En effet, avant d’être numérisés, les documents ont été nettoyés, numérotés et restaurés. Une fois la phase de dématérialisation lancée, il a fallu entamer une autre étape : la mise à disposition, et donc l’accessibilité en ligne via un portail.
Ces opérations ont un coût. La restauration et la numérisation des documents ont nécessité un investissement de 500 000 euros sur trois ans. À cela s’ajoute celui de la mise à disposition, qui consiste en la conception du portail, de l’hébergement et de la solution de paiement. Ce coût, annuel, est estimé entre 20 et 30 000 euros. Le montant de la solution de paiement est le moins élevé, car il n’est pas fonction du trafic sur le site, contrairement à l’hébergement.
L’investissement nécessaire à la mise en place du service est-il de ce fait financé par le prix payé par les usagers ?
Faire payer le service de consultation des archives d’état civil permet en effet de l’autofinancer en partie. Les investissements sont lourds, et le département n’a pas reçu d’autre aide financière de l’État que la subvention d’une partie de la dématérialisation d’archives à caractère culturel (les plans du cadastre napoléonien, des données iconographiques…), lesquelles sont accessibles gratuitement. En l’absence de financement, il nous fallait donc trouver un compromis afin d’assurer l’accès au plus grand nombre de documents, par le plus grand nombre de personnes.

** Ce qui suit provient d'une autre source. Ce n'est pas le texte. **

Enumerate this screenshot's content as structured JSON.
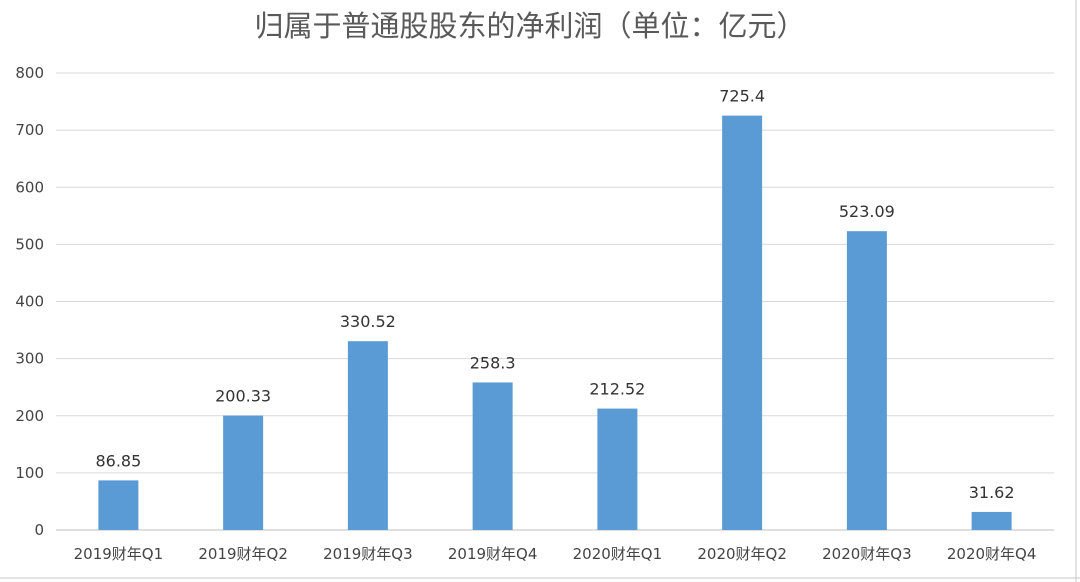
{
  "chart_data": {
    "type": "bar",
    "title": "归属于普通股股东的净利润（单位：亿元）",
    "categories": [
      "2019财年Q1",
      "2019财年Q2",
      "2019财年Q3",
      "2019财年Q4",
      "2020财年Q1",
      "2020财年Q2",
      "2020财年Q3",
      "2020财年Q4"
    ],
    "values": [
      86.85,
      200.33,
      330.52,
      258.3,
      212.52,
      725.4,
      523.09,
      31.62
    ],
    "data_labels": [
      "86.85",
      "200.33",
      "330.52",
      "258.3",
      "212.52",
      "725.4",
      "523.09",
      "31.62"
    ],
    "ylim": [
      0,
      800
    ],
    "yticks": [
      0,
      100,
      200,
      300,
      400,
      500,
      600,
      700,
      800
    ],
    "grid": true,
    "bar_color": "#5b9bd5"
  }
}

Il est à noter que le but du département est surtout de rendre le service pérenne ! Nous ne voulions pas d’un service qui ne dure que cinq ans, ou pire, comme c’est le cas dans certains autres services d’archives, que les documents soient numérisés mais non mis en ligne faute de moyens.
Par l’institution d’un forfait pour l’accès aux données, nous assurons ainsi la continuité du service.
Par ailleurs, le forfait a été calculé en fonction du coût réel de l’accès aux archives. Nous sommes partis du constat que l’accès au service des archives physiques nécessitait au minimum un coût de déplacement (en véhicule personnel ou en transports en commun). Le département ayant instauré un prix de transport en commun de 1 euro, il nous a semblé que le coût de l’accès aux archives dématérialisé ne devait pas dépasser ce seuil.
Le service des archives est ainsi accessible sur Internet, pour toutes les personnes qui le consultent, pour un coût maximum d’un euro par jour.
Vous étiez-vous préparés à une action en justice particulière en construisant ce projet ?
Nous avions lancé une procédure de consultation informelle avec les associations de généalogistes du département. Une certaine appréhension avait fait jour, et c’était normal dans la mesure où, alors qu’un service d’accès gratuit existait, il allait être payant sur Internet. Mais, encore une fois, en prenant en compte les coûts réels de consultation, celle sur Internet est à la fois plus facile, plus rapide et moins coûteuse qu’un déplacement physique.